Le commandement actuel de l’armée, qui a pris la relève après la mise à l’écart du maréchal Tantawi et du général Sami Anan le 12 août, a appris la leçon de la grave détérioration de l’image de l’armée pendant qu’elle tenait les rênes du pouvoir. Il veut redorer son blason en s’éloignant de la politique. Mais, en même temps, l’armée, qui se définit comme le pilier de l’Etat et le dernier rempart contre le désordre et le chaos, ne peut se désintéresser complètement des évolutions de la vie politique intérieure, surtout lorsqu’elle se trouve en présence d’une grave crise multiforme qui déstabilise le régime et risque de causer un effondrement de l’Etat lui-même. Cette pensée a été exprimée à maintes reprises par Al-Sissi et le chef d’état-major, Sedqi Sobhi. Celui-ci a souligné, le 17 février, que l’armée « garde un oeil sur ce qui se passe dans le pays et si jamais le peuple égyptien a besoin des forces armées, elles seront dans les rues en moins d’une seconde ». Cette déclaration note l’une des conditions d’une possible intervention de l’armée dans la vie politique : une volonté populaire, qui serait largement exprimée par divers moyens via des forces politiques et des manifestations de rue. De timides appels à une intervention de l’armée font déjà leur apparition.

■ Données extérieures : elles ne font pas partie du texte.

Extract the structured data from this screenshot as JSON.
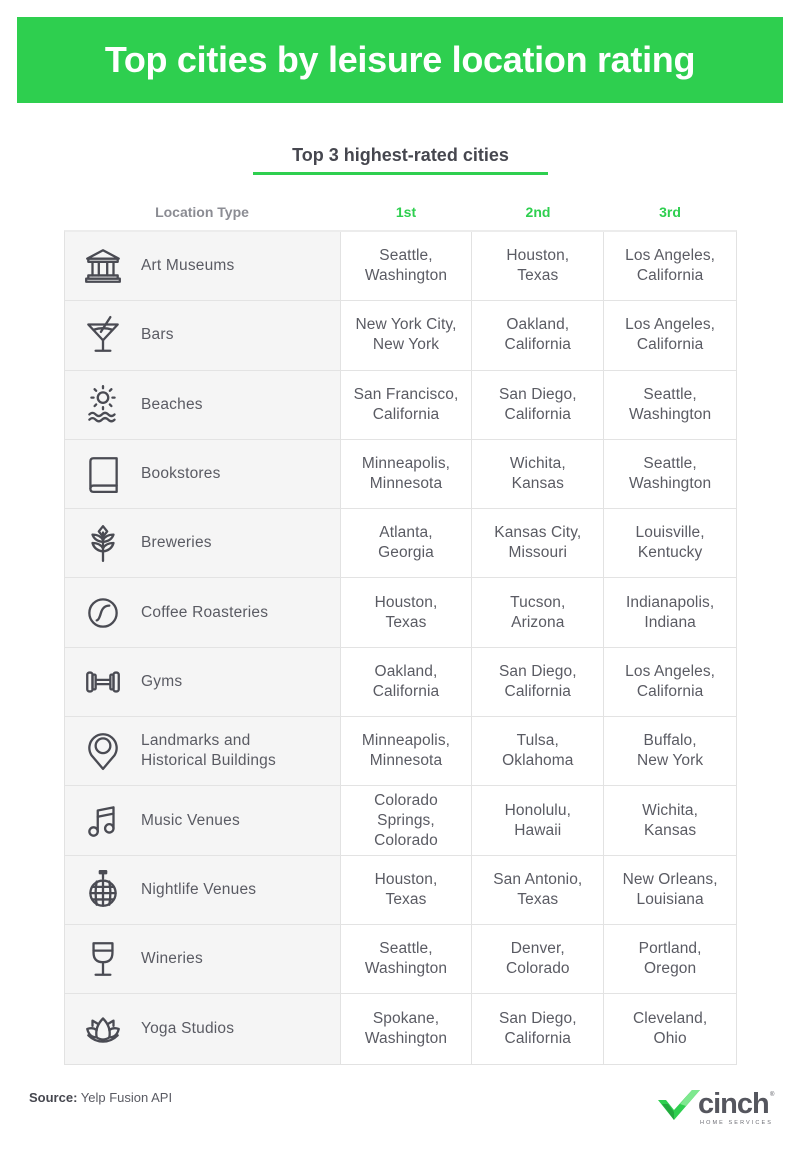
{
  "title": "Top cities by leisure location rating",
  "subtitle": "Top 3 highest-rated cities",
  "columns": {
    "type": "Location Type",
    "first": "1st",
    "second": "2nd",
    "third": "3rd"
  },
  "colors": {
    "accent": "#2ecf4f",
    "text": "#55565e",
    "type_column_bg": "#f5f5f5",
    "border": "#e2e2e2"
  },
  "rows": [
    {
      "icon": "museum-icon",
      "type": "Art Museums",
      "first": "Seattle,\nWashington",
      "second": "Houston,\nTexas",
      "third": "Los Angeles,\nCalifornia"
    },
    {
      "icon": "cocktail-icon",
      "type": "Bars",
      "first": "New York City,\nNew York",
      "second": "Oakland,\nCalifornia",
      "third": "Los Angeles,\nCalifornia"
    },
    {
      "icon": "sun-waves-icon",
      "type": "Beaches",
      "first": "San Francisco,\nCalifornia",
      "second": "San Diego,\nCalifornia",
      "third": "Seattle,\nWashington"
    },
    {
      "icon": "book-icon",
      "type": "Bookstores",
      "first": "Minneapolis,\nMinnesota",
      "second": "Wichita,\nKansas",
      "third": "Seattle,\nWashington"
    },
    {
      "icon": "wheat-icon",
      "type": "Breweries",
      "first": "Atlanta,\nGeorgia",
      "second": "Kansas City,\nMissouri",
      "third": "Louisville,\nKentucky"
    },
    {
      "icon": "coffee-bean-icon",
      "type": "Coffee Roasteries",
      "first": "Houston,\nTexas",
      "second": "Tucson,\nArizona",
      "third": "Indianapolis,\nIndiana"
    },
    {
      "icon": "dumbbell-icon",
      "type": "Gyms",
      "first": "Oakland,\nCalifornia",
      "second": "San Diego,\nCalifornia",
      "third": "Los Angeles,\nCalifornia"
    },
    {
      "icon": "map-pin-icon",
      "type": "Landmarks and Historical Buildings",
      "first": "Minneapolis,\nMinnesota",
      "second": "Tulsa,\nOklahoma",
      "third": "Buffalo,\nNew York"
    },
    {
      "icon": "music-note-icon",
      "type": "Music Venues",
      "first": "Colorado\nSprings,\nColorado",
      "second": "Honolulu,\nHawaii",
      "third": "Wichita,\nKansas"
    },
    {
      "icon": "disco-ball-icon",
      "type": "Nightlife Venues",
      "first": "Houston,\nTexas",
      "second": "San Antonio,\nTexas",
      "third": "New Orleans,\nLouisiana"
    },
    {
      "icon": "wine-glass-icon",
      "type": "Wineries",
      "first": "Seattle,\nWashington",
      "second": "Denver,\nColorado",
      "third": "Portland,\nOregon"
    },
    {
      "icon": "lotus-icon",
      "type": "Yoga Studios",
      "first": "Spokane,\nWashington",
      "second": "San Diego,\nCalifornia",
      "third": "Cleveland,\nOhio"
    }
  ],
  "footer": {
    "source_label": "Source:",
    "source_text": " Yelp Fusion API",
    "logo_word": "cinch",
    "logo_reg": "®",
    "logo_sub": "HOME SERVICES"
  }
}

L’armée, encore très marquée par la campagne de dénigrement et de protestations populaires dont elle a fait l’objet pendant la période où elle tenait le pouvoir, reste très réfractaire à une immixtion dans la politique, qu’elle ne veut pas, car trop risquée.

D’abord, rien n’indique qu’elle fera mieux que lors de la première fois, vu les énormes défis qu’elle doit relever. Les risques de protestations populaires et de violences seraient alors très importants. D’autant plus que diverses forces révolutionnaires et civiles demeurent farouchement opposées à tout rôle politique de l’armée. Les réactions des forces islamistes, qui disposent d’une forte assise populaire, devraient également être très violentes, car elles considéreraient alors l’intervention de l’armée comme un coup d’Etat contre le pouvoir légitime, issu des urnes.